Henry Eckford busied himself with the reorganization of the United States Navy for President Andrew Jackson; then prepared a publication on Naval Architecture.    Around the same time he donated $20,000 to establish a professorship of Naval Architecture at Columbia College.

In 1831 his talents were brought to the attention of Sultan Mahmoud of the Ottoman Empire, who commissioned Eckford to build a sloop-of-war.  Afterwards, he was given the office of Chief Naval Constructor for the Empire.   A year later he traveled to Turkey where he established a navy yard, but then suddenly on November 12 at the age of 57--just as he was about to be made a Bey of the Empire-- he died.
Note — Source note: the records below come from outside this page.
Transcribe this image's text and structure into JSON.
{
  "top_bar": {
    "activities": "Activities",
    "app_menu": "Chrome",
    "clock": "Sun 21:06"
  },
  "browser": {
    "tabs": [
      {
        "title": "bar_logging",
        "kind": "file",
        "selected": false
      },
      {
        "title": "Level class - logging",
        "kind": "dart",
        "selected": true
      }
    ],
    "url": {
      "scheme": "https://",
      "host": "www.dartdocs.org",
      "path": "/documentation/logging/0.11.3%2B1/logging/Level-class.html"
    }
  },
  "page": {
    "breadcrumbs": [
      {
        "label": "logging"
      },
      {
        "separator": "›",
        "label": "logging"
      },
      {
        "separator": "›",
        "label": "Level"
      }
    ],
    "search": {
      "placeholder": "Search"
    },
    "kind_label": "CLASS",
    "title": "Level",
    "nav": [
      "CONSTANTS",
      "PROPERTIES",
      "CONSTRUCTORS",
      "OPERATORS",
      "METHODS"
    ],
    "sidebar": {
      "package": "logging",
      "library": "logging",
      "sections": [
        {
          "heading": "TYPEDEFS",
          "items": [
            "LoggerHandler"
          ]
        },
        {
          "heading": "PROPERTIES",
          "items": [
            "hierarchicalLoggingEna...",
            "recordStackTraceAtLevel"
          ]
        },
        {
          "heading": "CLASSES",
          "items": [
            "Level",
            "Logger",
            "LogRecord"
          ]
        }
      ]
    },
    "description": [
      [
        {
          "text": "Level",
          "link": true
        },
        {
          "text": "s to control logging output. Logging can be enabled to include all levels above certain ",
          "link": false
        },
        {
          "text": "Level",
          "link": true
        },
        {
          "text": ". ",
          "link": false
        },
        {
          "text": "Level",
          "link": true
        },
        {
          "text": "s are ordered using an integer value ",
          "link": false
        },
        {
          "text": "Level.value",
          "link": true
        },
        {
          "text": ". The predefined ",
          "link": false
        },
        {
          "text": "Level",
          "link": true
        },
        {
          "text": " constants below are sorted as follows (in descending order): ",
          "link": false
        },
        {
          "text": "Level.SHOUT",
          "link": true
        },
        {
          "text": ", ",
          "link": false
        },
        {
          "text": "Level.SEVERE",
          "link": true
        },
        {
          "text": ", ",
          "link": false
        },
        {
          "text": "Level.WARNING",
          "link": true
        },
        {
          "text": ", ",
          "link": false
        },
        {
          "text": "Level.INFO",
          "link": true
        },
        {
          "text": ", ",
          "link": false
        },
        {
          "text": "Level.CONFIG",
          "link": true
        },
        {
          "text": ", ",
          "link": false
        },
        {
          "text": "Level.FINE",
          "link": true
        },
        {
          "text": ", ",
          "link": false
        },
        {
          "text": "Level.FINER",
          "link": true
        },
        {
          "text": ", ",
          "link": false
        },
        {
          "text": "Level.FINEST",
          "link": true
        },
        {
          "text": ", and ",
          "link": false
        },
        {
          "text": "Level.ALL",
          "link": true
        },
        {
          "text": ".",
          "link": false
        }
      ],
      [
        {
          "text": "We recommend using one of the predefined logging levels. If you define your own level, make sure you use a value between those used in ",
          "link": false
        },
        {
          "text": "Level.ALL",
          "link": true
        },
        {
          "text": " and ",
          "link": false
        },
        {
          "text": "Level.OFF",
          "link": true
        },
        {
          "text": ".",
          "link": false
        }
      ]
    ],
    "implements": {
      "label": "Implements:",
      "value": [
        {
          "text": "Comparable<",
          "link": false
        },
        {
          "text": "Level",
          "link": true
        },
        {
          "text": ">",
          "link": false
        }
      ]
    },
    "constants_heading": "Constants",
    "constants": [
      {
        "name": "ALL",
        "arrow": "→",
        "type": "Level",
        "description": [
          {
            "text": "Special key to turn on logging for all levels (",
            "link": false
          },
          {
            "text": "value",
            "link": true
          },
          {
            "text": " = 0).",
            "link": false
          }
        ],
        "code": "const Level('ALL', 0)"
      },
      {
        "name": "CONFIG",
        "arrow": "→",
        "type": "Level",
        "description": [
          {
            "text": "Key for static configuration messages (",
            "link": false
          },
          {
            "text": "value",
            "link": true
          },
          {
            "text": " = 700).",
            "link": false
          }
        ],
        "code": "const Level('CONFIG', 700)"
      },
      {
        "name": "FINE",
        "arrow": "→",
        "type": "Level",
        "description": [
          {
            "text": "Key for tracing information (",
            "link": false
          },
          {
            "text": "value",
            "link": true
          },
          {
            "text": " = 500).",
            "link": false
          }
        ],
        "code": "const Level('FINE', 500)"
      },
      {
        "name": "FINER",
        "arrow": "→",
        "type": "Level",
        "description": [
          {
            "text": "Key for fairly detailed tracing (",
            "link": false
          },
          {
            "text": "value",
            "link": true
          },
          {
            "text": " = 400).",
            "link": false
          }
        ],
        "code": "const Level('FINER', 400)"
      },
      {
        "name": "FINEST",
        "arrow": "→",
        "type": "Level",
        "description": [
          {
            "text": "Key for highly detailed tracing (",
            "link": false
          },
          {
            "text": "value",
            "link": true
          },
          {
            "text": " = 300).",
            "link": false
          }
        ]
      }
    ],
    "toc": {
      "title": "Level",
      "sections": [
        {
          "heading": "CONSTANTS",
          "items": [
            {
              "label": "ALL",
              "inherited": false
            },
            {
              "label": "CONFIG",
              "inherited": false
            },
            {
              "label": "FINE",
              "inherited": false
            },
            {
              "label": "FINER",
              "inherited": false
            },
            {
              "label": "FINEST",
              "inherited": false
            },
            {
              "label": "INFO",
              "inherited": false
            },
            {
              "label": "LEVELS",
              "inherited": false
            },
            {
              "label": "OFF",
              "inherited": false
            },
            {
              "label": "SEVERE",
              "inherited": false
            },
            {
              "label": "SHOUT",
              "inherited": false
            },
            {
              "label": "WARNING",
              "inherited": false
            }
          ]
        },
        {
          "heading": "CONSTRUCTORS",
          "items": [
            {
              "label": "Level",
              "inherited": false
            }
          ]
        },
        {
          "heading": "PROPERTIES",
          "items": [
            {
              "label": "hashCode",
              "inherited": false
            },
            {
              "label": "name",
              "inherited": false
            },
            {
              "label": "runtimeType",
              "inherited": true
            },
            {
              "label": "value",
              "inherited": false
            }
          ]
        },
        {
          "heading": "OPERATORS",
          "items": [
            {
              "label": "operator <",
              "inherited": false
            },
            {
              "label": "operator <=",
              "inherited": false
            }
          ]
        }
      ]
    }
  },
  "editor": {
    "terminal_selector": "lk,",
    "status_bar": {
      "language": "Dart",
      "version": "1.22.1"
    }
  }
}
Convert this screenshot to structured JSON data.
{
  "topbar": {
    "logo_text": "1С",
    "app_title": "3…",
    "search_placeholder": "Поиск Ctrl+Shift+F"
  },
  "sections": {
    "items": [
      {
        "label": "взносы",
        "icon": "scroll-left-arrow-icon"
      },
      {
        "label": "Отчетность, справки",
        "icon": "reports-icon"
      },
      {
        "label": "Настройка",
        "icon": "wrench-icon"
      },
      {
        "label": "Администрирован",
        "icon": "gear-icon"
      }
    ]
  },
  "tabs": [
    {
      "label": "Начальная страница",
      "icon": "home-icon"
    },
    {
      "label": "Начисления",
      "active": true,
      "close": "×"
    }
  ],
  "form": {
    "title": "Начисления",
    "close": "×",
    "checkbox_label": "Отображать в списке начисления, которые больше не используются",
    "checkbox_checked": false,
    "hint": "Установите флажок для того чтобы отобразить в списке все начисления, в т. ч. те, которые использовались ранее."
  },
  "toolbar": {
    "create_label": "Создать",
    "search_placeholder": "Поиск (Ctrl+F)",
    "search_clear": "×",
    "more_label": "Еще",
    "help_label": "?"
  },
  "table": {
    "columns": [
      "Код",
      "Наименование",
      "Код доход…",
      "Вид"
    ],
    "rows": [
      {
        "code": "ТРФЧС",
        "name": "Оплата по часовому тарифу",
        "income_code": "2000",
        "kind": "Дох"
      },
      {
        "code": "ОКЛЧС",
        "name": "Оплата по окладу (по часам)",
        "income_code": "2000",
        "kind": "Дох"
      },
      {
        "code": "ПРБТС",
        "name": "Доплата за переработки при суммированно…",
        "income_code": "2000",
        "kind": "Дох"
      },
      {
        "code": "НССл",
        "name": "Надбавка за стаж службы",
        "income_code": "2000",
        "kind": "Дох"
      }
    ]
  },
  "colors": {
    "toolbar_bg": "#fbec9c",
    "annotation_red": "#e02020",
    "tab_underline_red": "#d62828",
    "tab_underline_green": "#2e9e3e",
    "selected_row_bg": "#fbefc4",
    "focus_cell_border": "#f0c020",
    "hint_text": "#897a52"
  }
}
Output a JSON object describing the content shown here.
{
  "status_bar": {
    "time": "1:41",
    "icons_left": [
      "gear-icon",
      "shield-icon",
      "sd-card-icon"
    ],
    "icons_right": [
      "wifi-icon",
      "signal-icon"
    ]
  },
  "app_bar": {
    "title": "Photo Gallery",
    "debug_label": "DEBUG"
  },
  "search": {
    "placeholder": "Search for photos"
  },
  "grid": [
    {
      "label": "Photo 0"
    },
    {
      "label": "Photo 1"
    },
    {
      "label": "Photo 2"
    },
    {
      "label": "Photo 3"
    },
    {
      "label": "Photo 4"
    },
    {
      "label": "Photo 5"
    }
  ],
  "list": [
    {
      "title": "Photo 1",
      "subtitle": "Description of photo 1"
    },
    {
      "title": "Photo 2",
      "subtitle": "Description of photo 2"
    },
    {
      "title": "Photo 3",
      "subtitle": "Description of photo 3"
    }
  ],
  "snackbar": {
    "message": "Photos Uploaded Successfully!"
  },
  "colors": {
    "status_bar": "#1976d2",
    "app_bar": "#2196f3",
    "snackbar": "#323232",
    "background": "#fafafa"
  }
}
The house on Love Lane became the object of long legal battles.  Eckford’s detailed will had not been updated to remove the several members of his family who had died since it was written.  Finally, on May 30, 1839 an auction was held of the estate—what was now 161 city lots.  Charles Haynes Haswell noted in his diary that day “This sale gave an average of a little in excess of fifty dollars per city lot.” 

A "Mr. Hone" disagreed with the accounting, saying that the lots “brought very big prices, a total of $224,045, averaging over $1,500 a lot.”

The country mansion held the least interest to the property buyers.  Streets and avenues were advancing northward and the potential land values for development were now more important than rural estates.   Before long Love Lane would be straightened and renamed 21st Street.

When 25th Street was laid out, it cut off the southern portion of the house.  And before long the rest was gone as well.   The attractive house with the wide verandas lasted less than three decades.   Its jovial evenings and tragic events came and went without a trace.